WASHINGTON (AP) — A woman grips her car's steering wheel and silently lets out a scream as her frail father, on oxygen, coughs beside her and her kids play around in the back seat.
The frustration portrayed in an arresting new public service announcement is recognizable to millions of Americans who struggle to care for aging loved ones while holding down jobs, raising children and taking care of their own health.
See also: Caregiving Resource Center.
"I take care of her, but who takes care of me?" says another one of the public service announcements from the nonprofit Ad Council, which is distributing the ads for TV, radio, print and online use. It's part of a major campaign from AARP and the Ad Council beginning Thursday to raise awareness of the impact of family caregiving as the nation rapidly grays — and to point overwhelmed families toward resources that may ease the strain.
"Most caregivers don't know where to turn for help," said AARP vice president Debra Whitman, whose own family has experienced caregiving twice, for her grandmother and her mother-in-law.
Even knowing what to ask can be a hurdle. That's what Andrea Phillips of Alexandria, Va., discovered when her mother, now 74, visited from Chicago a few years ago and got too sick to go home. She recovered from a heart problem only to be diagnosed with early Alzheimer's.
Phillips, a lawyer with 1- and 4-year-old daughters, raced to find nearby senior housing that her mother would accept and could afford. But already she's having to cobble together additional care as the Alzheimer's worsens.
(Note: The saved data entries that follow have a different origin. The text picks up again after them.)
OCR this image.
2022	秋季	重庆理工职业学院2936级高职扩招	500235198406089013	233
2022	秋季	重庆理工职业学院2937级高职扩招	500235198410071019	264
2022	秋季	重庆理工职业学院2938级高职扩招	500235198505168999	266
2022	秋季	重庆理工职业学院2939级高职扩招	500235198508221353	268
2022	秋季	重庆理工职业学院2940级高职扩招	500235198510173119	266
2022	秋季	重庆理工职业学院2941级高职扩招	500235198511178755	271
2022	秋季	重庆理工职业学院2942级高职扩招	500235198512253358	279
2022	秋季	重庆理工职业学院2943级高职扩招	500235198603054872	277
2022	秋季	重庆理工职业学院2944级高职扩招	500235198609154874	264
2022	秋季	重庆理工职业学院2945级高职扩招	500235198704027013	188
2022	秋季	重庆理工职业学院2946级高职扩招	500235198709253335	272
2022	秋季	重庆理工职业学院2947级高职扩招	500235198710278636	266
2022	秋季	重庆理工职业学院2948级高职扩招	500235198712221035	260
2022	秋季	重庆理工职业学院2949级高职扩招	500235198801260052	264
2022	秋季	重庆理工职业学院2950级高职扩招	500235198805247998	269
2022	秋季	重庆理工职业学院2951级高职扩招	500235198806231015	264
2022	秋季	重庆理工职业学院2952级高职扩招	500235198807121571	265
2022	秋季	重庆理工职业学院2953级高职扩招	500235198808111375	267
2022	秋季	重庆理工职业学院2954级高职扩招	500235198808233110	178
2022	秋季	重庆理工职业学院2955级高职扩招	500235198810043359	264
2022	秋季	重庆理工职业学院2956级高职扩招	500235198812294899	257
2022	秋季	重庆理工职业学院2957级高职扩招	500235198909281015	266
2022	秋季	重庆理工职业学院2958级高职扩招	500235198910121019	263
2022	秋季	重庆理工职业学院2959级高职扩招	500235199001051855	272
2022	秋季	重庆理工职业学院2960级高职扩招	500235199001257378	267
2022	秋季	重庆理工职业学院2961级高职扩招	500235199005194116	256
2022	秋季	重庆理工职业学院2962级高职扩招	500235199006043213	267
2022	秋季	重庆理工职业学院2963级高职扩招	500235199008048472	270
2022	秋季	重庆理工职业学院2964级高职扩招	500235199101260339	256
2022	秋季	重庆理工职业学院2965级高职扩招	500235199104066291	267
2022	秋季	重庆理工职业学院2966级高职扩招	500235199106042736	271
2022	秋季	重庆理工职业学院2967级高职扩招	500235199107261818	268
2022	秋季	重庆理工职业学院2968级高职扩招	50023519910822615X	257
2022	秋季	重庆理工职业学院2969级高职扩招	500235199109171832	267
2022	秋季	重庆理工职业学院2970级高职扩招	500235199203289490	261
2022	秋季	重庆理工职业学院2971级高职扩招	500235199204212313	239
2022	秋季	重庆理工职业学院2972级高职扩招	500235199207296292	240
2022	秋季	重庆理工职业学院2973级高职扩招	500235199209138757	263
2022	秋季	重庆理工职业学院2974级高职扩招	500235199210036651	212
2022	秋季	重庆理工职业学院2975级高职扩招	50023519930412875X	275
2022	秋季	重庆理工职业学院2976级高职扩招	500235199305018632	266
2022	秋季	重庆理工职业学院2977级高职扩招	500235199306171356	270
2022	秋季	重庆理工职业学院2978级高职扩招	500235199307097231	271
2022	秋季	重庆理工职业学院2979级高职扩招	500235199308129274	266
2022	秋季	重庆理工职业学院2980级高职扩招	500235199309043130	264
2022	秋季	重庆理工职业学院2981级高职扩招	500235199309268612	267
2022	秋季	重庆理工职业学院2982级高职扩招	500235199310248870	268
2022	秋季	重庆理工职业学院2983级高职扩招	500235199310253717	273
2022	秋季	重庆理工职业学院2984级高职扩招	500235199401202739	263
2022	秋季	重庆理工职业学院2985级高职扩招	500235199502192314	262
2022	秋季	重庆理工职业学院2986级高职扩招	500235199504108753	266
She says her mother skips her prepaid meals in favor of a cookie stash, misses medication despite Phillips' daily take-your-pills phone calls and is embarrassed to find herself struggling to remember and perform personal hygiene — the kind of day-to-day issues that health providers didn't address.
"I do constantly feel that I'm playing catch-up," said Phillips, adding that she feels guilty when she gets frustrated. "I'm trying to find the right resources so Mom and I can continue to have a good relationship."
Although they often don't identify themselves as "caregivers," more than 42 million Americans perform some form of consistent care for older or impaired adult relatives or friends, according to a 2009 estimate. It can range from paying bills, to driving Mom to doctor appointments, to more hands-on care such as bathing, and even tasks once left to nurses such as the care of open wounds.